Historical population
| Census | Pop. | Note | %± |
| 2000 | 6,403 |  | — |
| 2010 | 7,553 |  | 18.0% |
| 2020 | 8,511 |  | 12.7% |
| 2021 (est.) | 8,804 |  | 3.4% |
U.S. Decennial Census

==History==
The Gloninger Estate was added to the National Register of Historic Places in 1980.

==Geography==
According to the United States Census Bureau, the township has a total area of 9.5 square miles (24.7 km^{2}), all land. The census-designated place of Pleasant Hill is in the northern part of the township, between the city of Lebanon to the east and the borough of Cleona to the west.

==Demographics==
As of the census of 2000, there were 6,403 people, 2,467 households, and 1,751 families residing in the township. The population density was 672.8 PD/sqmi. There were 2,604 housing units at an average density of 273.6 /sqmi.
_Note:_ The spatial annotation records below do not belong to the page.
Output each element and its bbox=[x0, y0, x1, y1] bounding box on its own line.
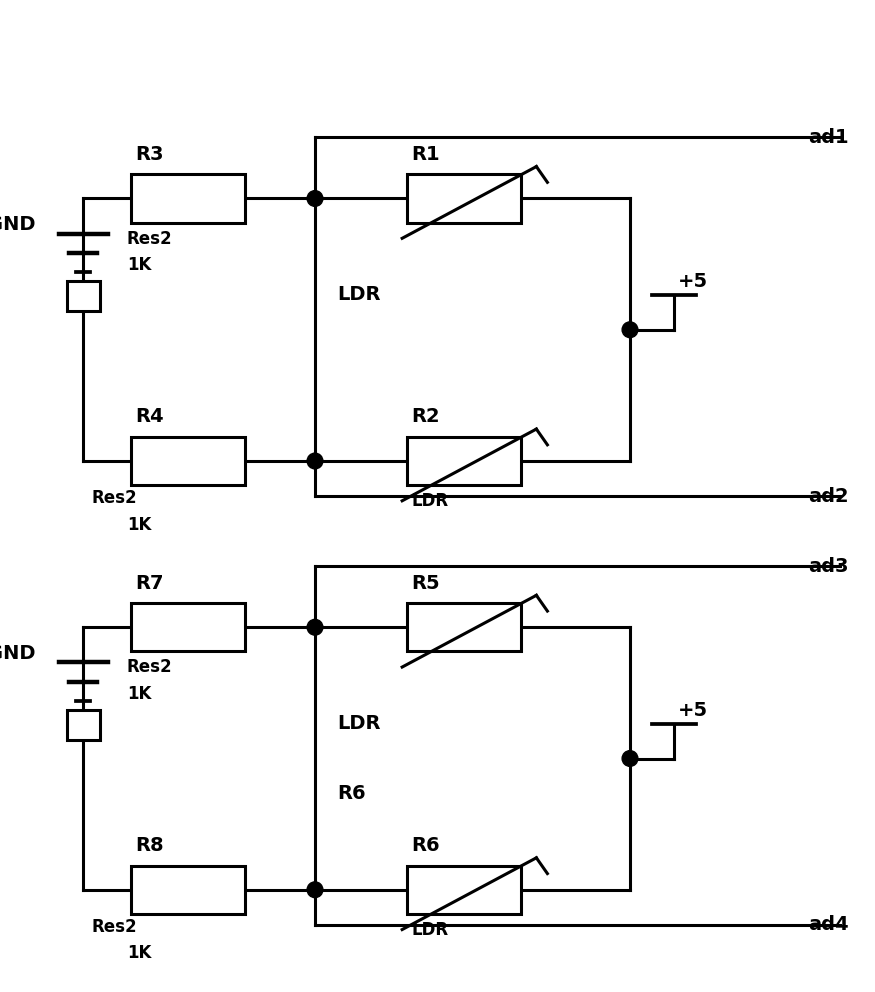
Bar bbox=[66, 281, 100, 311]
Text: LDR: LDR bbox=[337, 714, 381, 733]
Bar bbox=[407, 175, 521, 222]
Circle shape bbox=[622, 321, 638, 337]
Text: ad3: ad3 bbox=[808, 557, 849, 575]
Circle shape bbox=[307, 882, 323, 898]
Text: R6: R6 bbox=[411, 836, 440, 855]
Text: ad4: ad4 bbox=[808, 916, 849, 934]
Text: 1K: 1K bbox=[127, 684, 151, 702]
Text: R3: R3 bbox=[136, 145, 164, 164]
Text: LDR: LDR bbox=[411, 921, 448, 938]
Circle shape bbox=[307, 190, 323, 206]
Text: GND: GND bbox=[0, 215, 35, 234]
Text: 1K: 1K bbox=[127, 256, 151, 274]
Text: Res2: Res2 bbox=[92, 489, 137, 508]
Text: +5: +5 bbox=[678, 701, 708, 720]
Text: R1: R1 bbox=[411, 145, 440, 164]
Circle shape bbox=[307, 619, 323, 635]
Text: +5: +5 bbox=[678, 272, 708, 291]
Bar bbox=[131, 175, 245, 222]
Text: Res2: Res2 bbox=[127, 659, 172, 677]
Text: Res2: Res2 bbox=[92, 919, 137, 936]
Text: Res2: Res2 bbox=[127, 229, 172, 248]
Bar bbox=[131, 436, 245, 485]
Text: R8: R8 bbox=[136, 836, 164, 855]
Text: LDR: LDR bbox=[337, 286, 381, 305]
Text: 1K: 1K bbox=[127, 944, 151, 962]
Text: ad1: ad1 bbox=[808, 128, 849, 147]
Bar bbox=[131, 603, 245, 652]
Text: R5: R5 bbox=[411, 573, 440, 592]
Text: ad2: ad2 bbox=[808, 486, 849, 506]
Text: LDR: LDR bbox=[411, 492, 448, 510]
Text: GND: GND bbox=[0, 644, 35, 663]
Circle shape bbox=[622, 751, 638, 767]
Bar bbox=[407, 436, 521, 485]
Bar bbox=[66, 709, 100, 740]
Circle shape bbox=[307, 453, 323, 469]
Text: R2: R2 bbox=[411, 408, 440, 427]
Text: R4: R4 bbox=[136, 408, 164, 427]
Text: R7: R7 bbox=[136, 573, 164, 592]
Text: 1K: 1K bbox=[127, 516, 151, 534]
Bar bbox=[407, 603, 521, 652]
Text: R6: R6 bbox=[337, 784, 366, 803]
Bar bbox=[131, 866, 245, 914]
Bar bbox=[407, 866, 521, 914]
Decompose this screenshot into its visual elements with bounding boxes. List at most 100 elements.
The racial makeup of the township was 92.10% White, 1.53% African American, 0.14% Native American, 2.28% Asian, 0.06% Pacific Islander, 2.34% from other races, and 1.55% from two or more races. Hispanic or Latino of any race were 5.28% of the population.

There were 2,467 households, out of which 32.1% had children under the age of 18 living with them, 57.2% were married couples living together, 10.1% had a female householder with no husband present, and 29.0% were non-families. 24.2% of all households were made up of individuals, and 11.2% had someone living alone who was 65 years of age or older. The average household size was 2.49 and the average family size was 2.95.

In the township the population was spread out, with 24.3% under the age of 18, 6.9% from 18 to 24, 27.3% from 25 to 44, 23.4% from 45 to 64, and 18.0% who were 65 years of age or older. The median age was 40 years. For every 100 females there were 89.7 males. For every 100 females age 18 and over, there were 86.3 males.

The median income for a household in the township was $45,732, and the median income for a family was $53,551. Males had a median income of $40,036 versus $27,021 for females. The per capita income for the township was $22,244. About 7.1% of families and 8.0% of the population were below the poverty line, including 11.2% of those under age 18 and 4.0% of those age 65 or over.